The geometry of visual space distortion

Publication TypeBook Chapters
Year of Publication1997
AuthorsFermüller C, Cheong LF, Aloimonos Y
EditorSommer G, Koenderink J
Book TitleAlgebraic Frames for the Perception-Action CycleAlgebraic Frames for the Perception-Action Cycle
Series TitleLecture Notes in Computer Science
Pagination249 - 277
PublisherSpringer Berlin / Heidelberg
ISBN Number978-3-540-63517-8

The encounter of perception and action happens at the intermediate representations of space-time. In many of the computational models employed in the past, it has been assumed that a metric representation of physical space can be derived by visual means. Psychophysical experiments, as well as computational considerations, can convince us that the perception of space and shape has a much more complicated nature, and that only a distorted version of actual, physical space can be computed.

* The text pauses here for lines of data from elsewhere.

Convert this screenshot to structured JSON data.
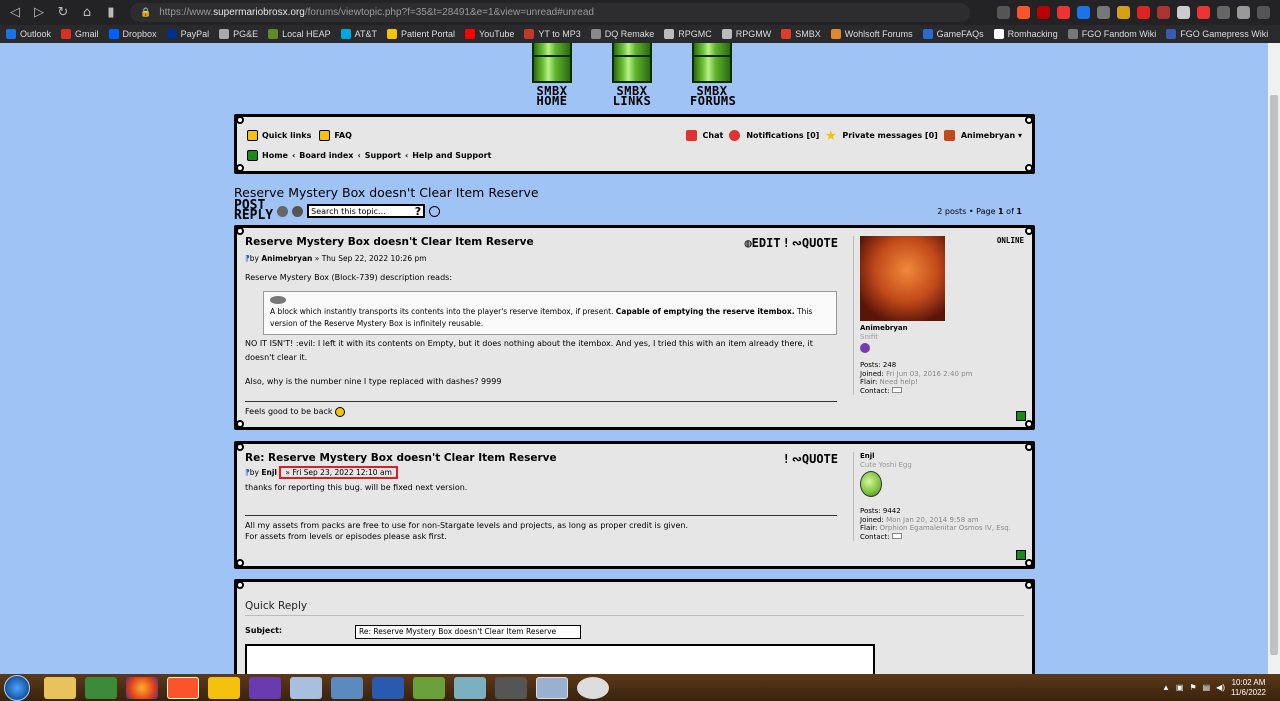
{
  "browser": {
    "url_prefix": "https://www.",
    "url_domain": "supermariobrosx.org",
    "url_path": "/forums/viewtopic.php?f=35&t=28491&e=1&view=unread#unread"
  },
  "bookmarks": [
    {
      "label": "Outlook",
      "color": "#1a73e8"
    },
    {
      "label": "Gmail",
      "color": "#d93025"
    },
    {
      "label": "Dropbox",
      "color": "#0061ff"
    },
    {
      "label": "PayPal",
      "color": "#003087"
    },
    {
      "label": "PG&E",
      "color": "#aaaaaa"
    },
    {
      "label": "Local HEAP",
      "color": "#5f8a2a"
    },
    {
      "label": "AT&T",
      "color": "#00a8e0"
    },
    {
      "label": "Patient Portal",
      "color": "#f4c20d"
    },
    {
      "label": "YouTube",
      "color": "#ff0000"
    },
    {
      "label": "YT to MP3",
      "color": "#c0392b"
    },
    {
      "label": "DQ Remake",
      "color": "#888888"
    },
    {
      "label": "RPGMC",
      "color": "#bbbbbb"
    },
    {
      "label": "RPGMW",
      "color": "#bbbbbb"
    },
    {
      "label": "SMBX",
      "color": "#e03a2a"
    },
    {
      "label": "Wohlsoft Forums",
      "color": "#e08a2a"
    },
    {
      "label": "GameFAQs",
      "color": "#2a6ad0"
    },
    {
      "label": "Romhacking",
      "color": "#ffffff"
    },
    {
      "label": "FGO Fandom Wiki",
      "color": "#777777"
    },
    {
      "label": "FGO Gamepress Wiki",
      "color": "#3a5ab0"
    }
  ],
  "pipes": [
    "SMBX\nHOME",
    "SMBX\nLINKS",
    "SMBX\nFORUMS"
  ],
  "navbar": {
    "quick_links": "Quick links",
    "faq": "FAQ",
    "chat": "Chat",
    "notifications": "Notifications [0]",
    "private_messages": "Private messages [0]",
    "user": "Animebryan",
    "breadcrumb": [
      "Home",
      "Board index",
      "Support",
      "Help and Support"
    ]
  },
  "topic": {
    "title": "Reserve Mystery Box doesn't Clear Item Reserve",
    "post_reply": "POST\nREPLY",
    "search_placeholder": "Search this topic...",
    "pagination_prefix": "2 posts • Page ",
    "page_current": "1",
    "page_of": " of ",
    "page_total": "1"
  },
  "posts": [
    {
      "title": "Reserve Mystery Box doesn't Clear Item Reserve",
      "by": "by ",
      "author": "Animebryan",
      "date": " » Thu Sep 22, 2022 10:26 pm",
      "buttons": {
        "edit": "EDIT",
        "quote": "QUOTE"
      },
      "intro": "Reserve Mystery Box (Block-739) description reads:",
      "quote_text_1": "A block which instantly transports its contents into the player's reserve itembox, if present. ",
      "quote_bold": "Capable of emptying the reserve itembox.",
      "quote_text_2": " This version of the Reserve Mystery Box is infinitely reusable.",
      "para1": "NO IT ISN'T! :evil: I left it with its contents on Empty, but it does nothing about the itembox. And yes, I tried this with an item already there, it doesn't clear it.",
      "para2": "Also, why is the number nine I type replaced with dashes? 9999",
      "signature": "Feels good to be back",
      "profile": {
        "status": "ONLINE",
        "name": "Animebryan",
        "rank": "Snifit",
        "posts_label": "Posts: ",
        "posts": "248",
        "joined_label": "Joined: ",
        "joined": "Fri Jun 03, 2016 2:40 pm",
        "flair_label": "Flair: ",
        "flair": "Need help!",
        "contact_label": "Contact:"
      }
    },
    {
      "title": "Re: Reserve Mystery Box doesn't Clear Item Reserve",
      "by": "by ",
      "author": "Enjl",
      "date": "» Fri Sep 23, 2022 12:10 am",
      "buttons": {
        "quote": "QUOTE"
      },
      "body": "thanks for reporting this bug. will be fixed next version.",
      "signature_1": "All my assets from packs are free to use for non-Stargate levels and projects, as long as proper credit is given.",
      "signature_2": "For assets from levels or episodes please ask first.",
      "profile": {
        "name": "Enjl",
        "rank": "Cute Yoshi Egg",
        "posts_label": "Posts: ",
        "posts": "9442",
        "joined_label": "Joined: ",
        "joined": "Mon Jan 20, 2014 9:58 am",
        "flair_label": "Flair: ",
        "flair": "Orphion Egamalenitar Osmos IV, Esq.",
        "contact_label": "Contact:"
      }
    }
  ],
  "quick_reply": {
    "title": "Quick Reply",
    "subject_label": "Subject:",
    "subject_value": "Re: Reserve Mystery Box doesn't Clear Item Reserve"
  },
  "taskbar": {
    "time": "10:02 AM",
    "date": "11/6/2022"
  }
}
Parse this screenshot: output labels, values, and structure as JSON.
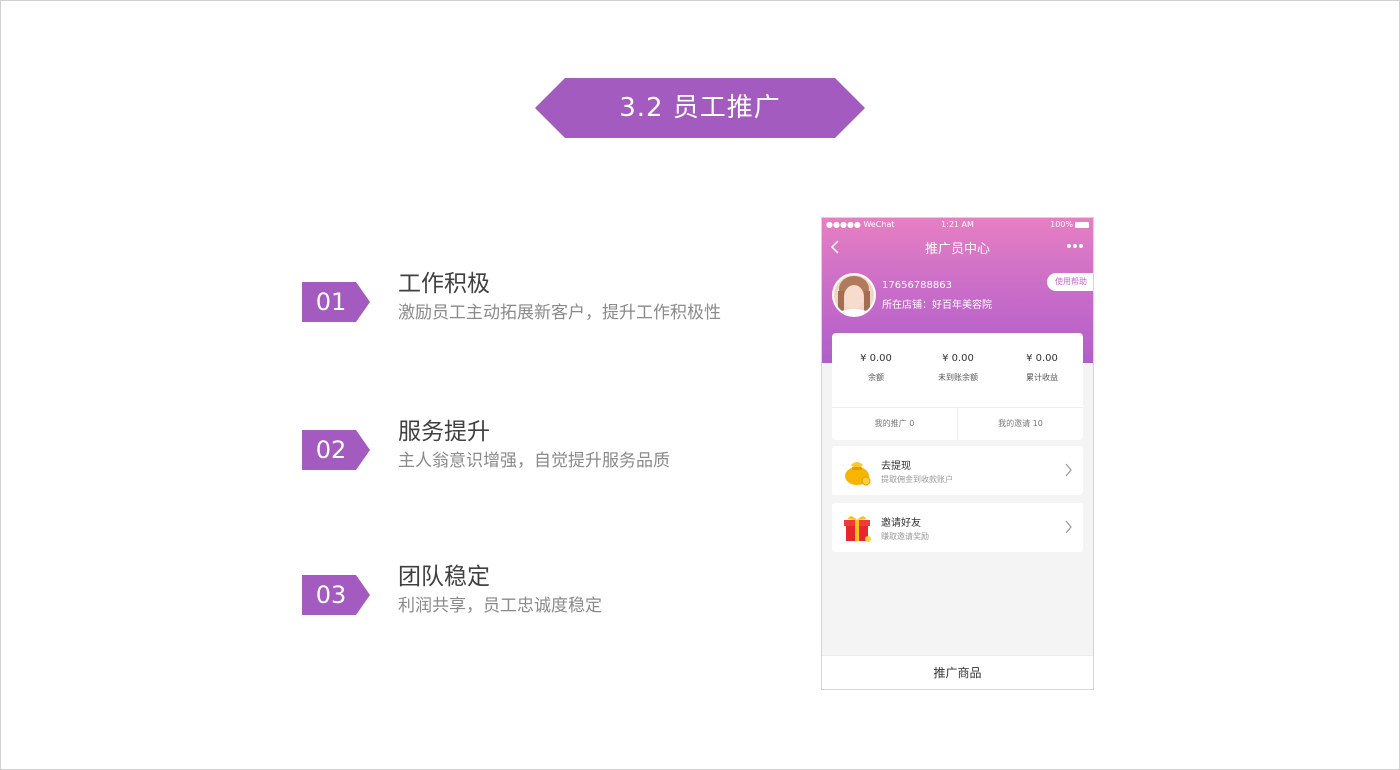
{
  "slide": {
    "title": "3.2 员工推广",
    "accent_color": "#a45bc0"
  },
  "features": [
    {
      "number": "01",
      "title": "工作积极",
      "description": "激励员工主动拓展新客户，提升工作积极性"
    },
    {
      "number": "02",
      "title": "服务提升",
      "description": "主人翁意识增强，自觉提升服务品质"
    },
    {
      "number": "03",
      "title": "团队稳定",
      "description": "利润共享，员工忠诚度稳定"
    }
  ],
  "phone": {
    "status_bar": {
      "carrier": "●●●●● WeChat",
      "time": "1:21 AM",
      "battery": "100%"
    },
    "nav_title": "推广员中心",
    "user": {
      "phone": "17656788863",
      "store": "所在店铺：好百年美容院"
    },
    "help_label": "使用帮助",
    "stats": [
      {
        "value": "¥ 0.00",
        "label": "余额"
      },
      {
        "value": "¥ 0.00",
        "label": "未到账余额"
      },
      {
        "value": "¥ 0.00",
        "label": "累计收益"
      }
    ],
    "tabs": [
      "我的推广 0",
      "我的邀请 10"
    ],
    "menu": [
      {
        "title": "去提现",
        "subtitle": "提取佣金到收款账户",
        "icon": "money-bag-icon"
      },
      {
        "title": "邀请好友",
        "subtitle": "赚取邀请奖励",
        "icon": "gift-box-icon"
      }
    ],
    "bottom_label": "推广商品"
  }
}
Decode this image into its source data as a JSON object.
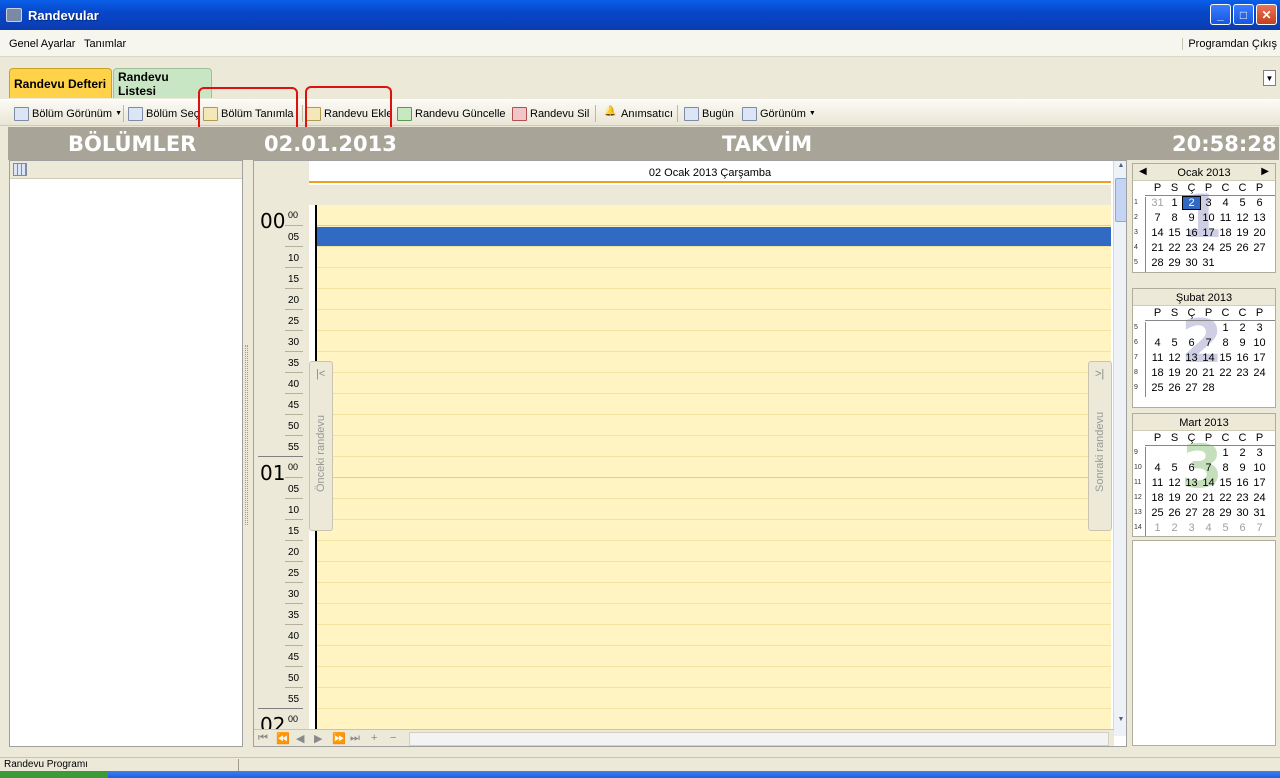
{
  "window": {
    "title": "Randevular"
  },
  "menu": {
    "items": [
      "Genel Ayarlar",
      "Tanımlar"
    ],
    "exit": "Programdan Çıkış"
  },
  "tabs": [
    {
      "label": "Randevu Defteri"
    },
    {
      "label": "Randevu Listesi"
    }
  ],
  "toolbar": {
    "bolum_gorunum": "Bölüm Görünüm",
    "bolum_sec": "Bölüm Seç",
    "bolum_tanimla": "Bölüm Tanımla",
    "randevu_ekle": "Randevu Ekle",
    "randevu_guncelle": "Randevu Güncelle",
    "randevu_sil": "Randevu Sil",
    "animsatici": "Anımsatıcı",
    "bugun": "Bugün",
    "gorunum": "Görünüm"
  },
  "header": {
    "left": "BÖLÜMLER",
    "date": "02.01.2013",
    "center": "TAKVİM",
    "time": "20:58:28"
  },
  "calendar": {
    "day_label": "02 Ocak 2013 Çarşamba",
    "prev_label": "Önceki randevu",
    "next_label": "Sonraki randevu",
    "hours": [
      "00",
      "01",
      "02"
    ],
    "minutes": [
      "00",
      "05",
      "10",
      "15",
      "20",
      "25",
      "30",
      "35",
      "40",
      "45",
      "50",
      "55"
    ]
  },
  "mini_calendars": [
    {
      "title": "Ocak 2013",
      "big": "1",
      "dow": [
        "P",
        "S",
        "Ç",
        "P",
        "C",
        "C",
        "P"
      ],
      "weeks": [
        {
          "wk": "1",
          "days": [
            "31",
            "1",
            "2",
            "3",
            "4",
            "5",
            "6"
          ]
        },
        {
          "wk": "2",
          "days": [
            "7",
            "8",
            "9",
            "10",
            "11",
            "12",
            "13"
          ]
        },
        {
          "wk": "3",
          "days": [
            "14",
            "15",
            "16",
            "17",
            "18",
            "19",
            "20"
          ]
        },
        {
          "wk": "4",
          "days": [
            "21",
            "22",
            "23",
            "24",
            "25",
            "26",
            "27"
          ]
        },
        {
          "wk": "5",
          "days": [
            "28",
            "29",
            "30",
            "31",
            "",
            "",
            ""
          ]
        }
      ]
    },
    {
      "title": "Şubat 2013",
      "big": "2",
      "dow": [
        "P",
        "S",
        "Ç",
        "P",
        "C",
        "C",
        "P"
      ],
      "weeks": [
        {
          "wk": "5",
          "days": [
            "",
            "",
            "",
            "",
            "1",
            "2",
            "3"
          ]
        },
        {
          "wk": "6",
          "days": [
            "4",
            "5",
            "6",
            "7",
            "8",
            "9",
            "10"
          ]
        },
        {
          "wk": "7",
          "days": [
            "11",
            "12",
            "13",
            "14",
            "15",
            "16",
            "17"
          ]
        },
        {
          "wk": "8",
          "days": [
            "18",
            "19",
            "20",
            "21",
            "22",
            "23",
            "24"
          ]
        },
        {
          "wk": "9",
          "days": [
            "25",
            "26",
            "27",
            "28",
            "",
            "",
            ""
          ]
        }
      ]
    },
    {
      "title": "Mart 2013",
      "big": "3",
      "dow": [
        "P",
        "S",
        "Ç",
        "P",
        "C",
        "C",
        "P"
      ],
      "weeks": [
        {
          "wk": "9",
          "days": [
            "",
            "",
            "",
            "",
            "1",
            "2",
            "3"
          ]
        },
        {
          "wk": "10",
          "days": [
            "4",
            "5",
            "6",
            "7",
            "8",
            "9",
            "10"
          ]
        },
        {
          "wk": "11",
          "days": [
            "11",
            "12",
            "13",
            "14",
            "15",
            "16",
            "17"
          ]
        },
        {
          "wk": "12",
          "days": [
            "18",
            "19",
            "20",
            "21",
            "22",
            "23",
            "24"
          ]
        },
        {
          "wk": "13",
          "days": [
            "25",
            "26",
            "27",
            "28",
            "29",
            "30",
            "31"
          ]
        },
        {
          "wk": "14",
          "days": [
            "1",
            "2",
            "3",
            "4",
            "5",
            "6",
            "7"
          ]
        }
      ]
    }
  ],
  "status": {
    "text": "Randevu Programı"
  }
}
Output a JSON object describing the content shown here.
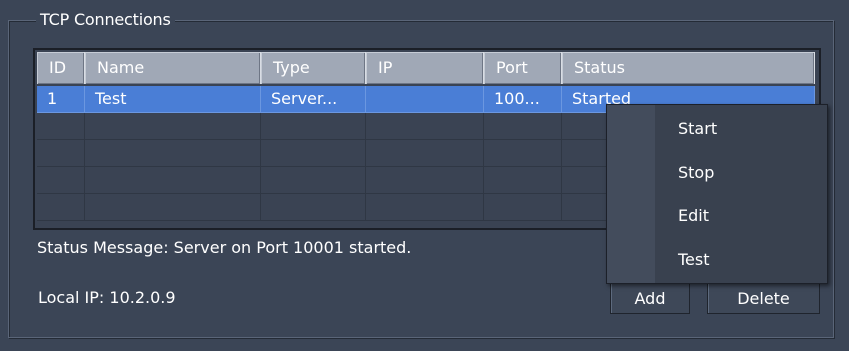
{
  "group": {
    "title": "TCP Connections"
  },
  "table": {
    "columns": [
      "ID",
      "Name",
      "Type",
      "IP",
      "Port",
      "Status"
    ],
    "rows": [
      {
        "id": "1",
        "name": "Test",
        "type": "Server...",
        "ip": "",
        "port": "100...",
        "status": "Started"
      }
    ]
  },
  "status": {
    "message": "Status Message:  Server on Port 10001 started."
  },
  "local": {
    "ip": "Local IP:  10.2.0.9"
  },
  "buttons": {
    "add": "Add",
    "delete": "Delete"
  },
  "context_menu": {
    "items": [
      "Start",
      "Stop",
      "Edit",
      "Test"
    ]
  },
  "colors": {
    "background": "#3b4556",
    "selection": "#4a7ed6",
    "header": "#a0a8b6"
  }
}
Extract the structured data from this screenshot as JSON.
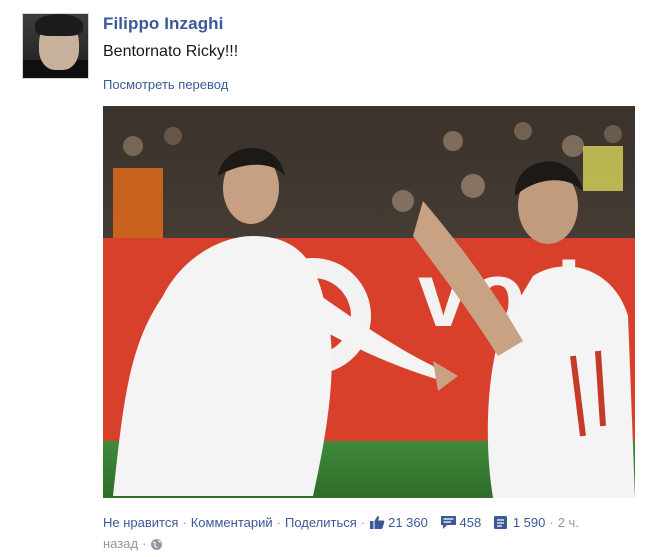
{
  "post": {
    "author": "Filippo Inzaghi",
    "text": "Bentornato Ricky!!!",
    "translate": "Посмотреть перевод"
  },
  "actions": {
    "unlike": "Не нравится",
    "comment": "Комментарий",
    "share": "Поделиться",
    "likes_count": "21 360",
    "comments_count": "458",
    "shares_count": "1 590",
    "time_part1": "2 ч.",
    "time_part2": "назад"
  },
  "icons": {
    "like": "thumbs-up-icon",
    "comments": "comment-bubble-icon",
    "shares": "share-icon",
    "privacy": "globe-icon"
  },
  "colors": {
    "link": "#3b5998",
    "meta": "#9197a3"
  }
}
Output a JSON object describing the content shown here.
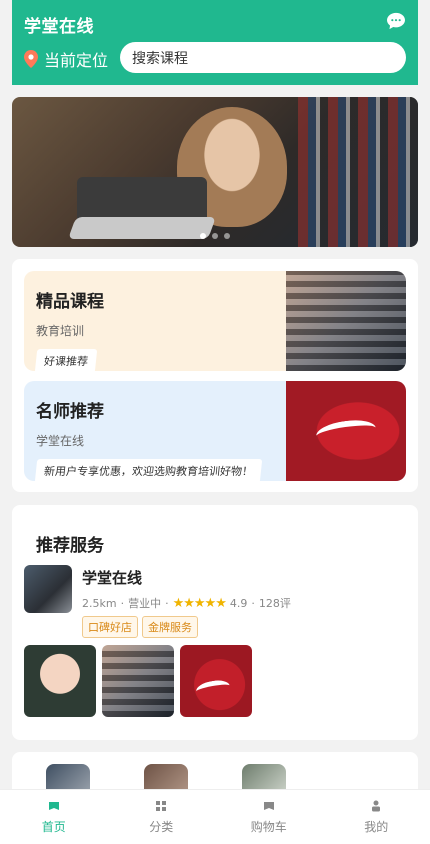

This paper develops a computational geometric model that explains why such distortion might take place. The basic idea is that, both in stereo and motion, we perceive the world from multiple views. Given the rigid transformation between the views and the properties of the image correspondence, the depth of the scene can be obtained. Even a slight error in the rigid transformation parameters causes distortion of the computed depth of the scene. The unified framework introduced here describes this distortion in computational terms. We characterize the space of distortions by its level sets, that is, we characterize the systematic distortion via a family of iso-distortion surfaces which describes the locus over which depths are distorted by some multiplicative factor. Clearly, functions of the distorted space exhibiting some sort of invariance, produce desirable representations for biological and artificial systems [13]. Given that humans' estimation of egomotion or estimation of the extrinsic parameters of the stereo apparatus is likely to be imprecise, the framework is used to explain a number of psychophysical experiments on the perception of depth from motion or stereo.